Last Night ends on a beautiful note. Patrick and Sandra have retreated to his rooftop, where they are playing music and sharing a glass of wine. The sun is high in the sky (“I liked it when it used to get dark”, says one character). They sit on chairs facing one another, each holding a pistol to the others’ temple, preparing to fire just before the world ends. The crowd gathered in the street counts down the last seconds, like some terrible New Year’s Eve. And as the sun flares and expands, filling the sky, they lower their pistols and lean in to kiss one another, and the world, goodbye.
From the X-Files:
The long-awaited zombie flick sequel 28 Years Later is coming out next month. Here’s the trailer.
I just finished Annie Jacobsen’s new book Nuclear War: A Scenario, which walks the reader through how the first minutes and hours of World War Three might play out, beginning with a sneak attack by North Korea. Apparently Denis Villeneuve has optioned the movie rights.
I’m quoted in this recent piece by Robson Fletcher of the CBC, which looked at whether Gen X was suffering particularly from Trump tariffs. I didn’t really play along, but it’s a good article.

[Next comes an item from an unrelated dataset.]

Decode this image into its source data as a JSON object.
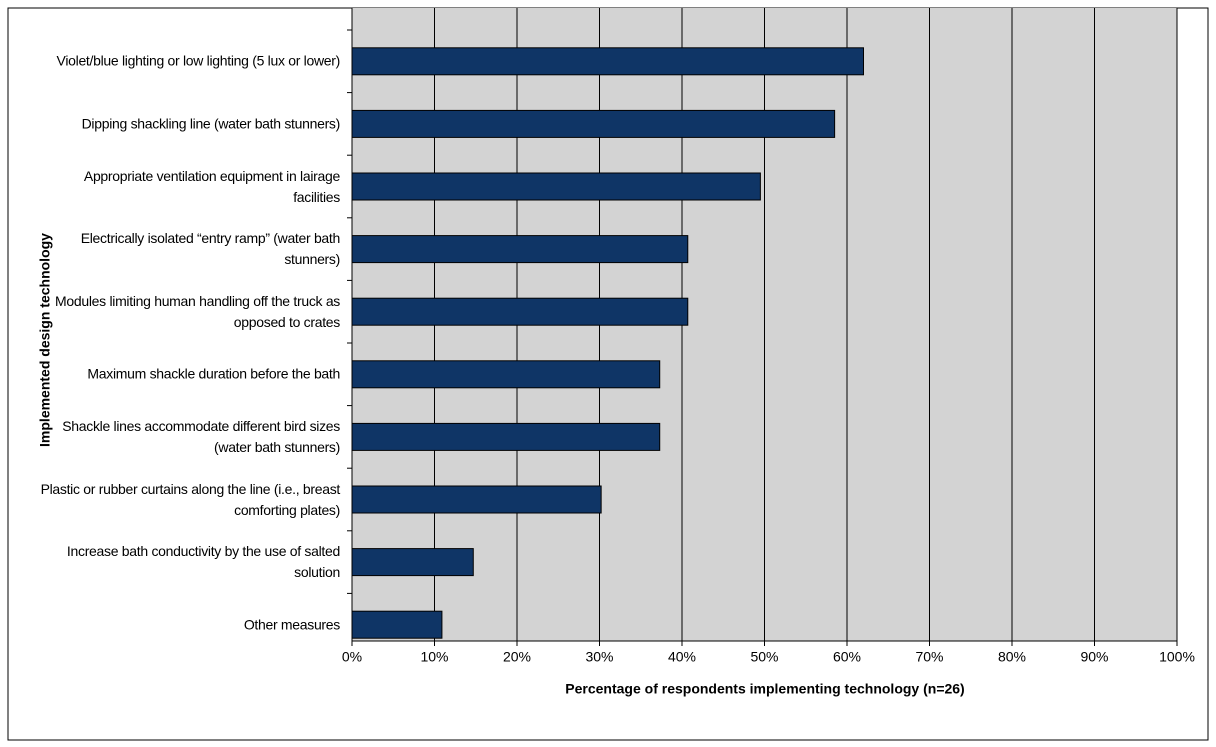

That said, I just came across this piece in the economist, “Why Gen X is the real loser generation.” Everyone give it a read and we’ll discuss it in a further dispatch.
I'm 49 now and I don't recall giving nuclear war that much seriouse thought in my early days. It may have been the safety of small town Saskatchewan or just not paying attention. I do recall a resturant in another small town in Saskatchewan having a chunk of the Berlin wall on display that they had somehow gotten. I was quite facinated with it.
Nuclear war now feels more probable.
I can't decide if I want to rewatch End of the World or if your summary has it covered. I wish I could remember when, where and with who I watched it.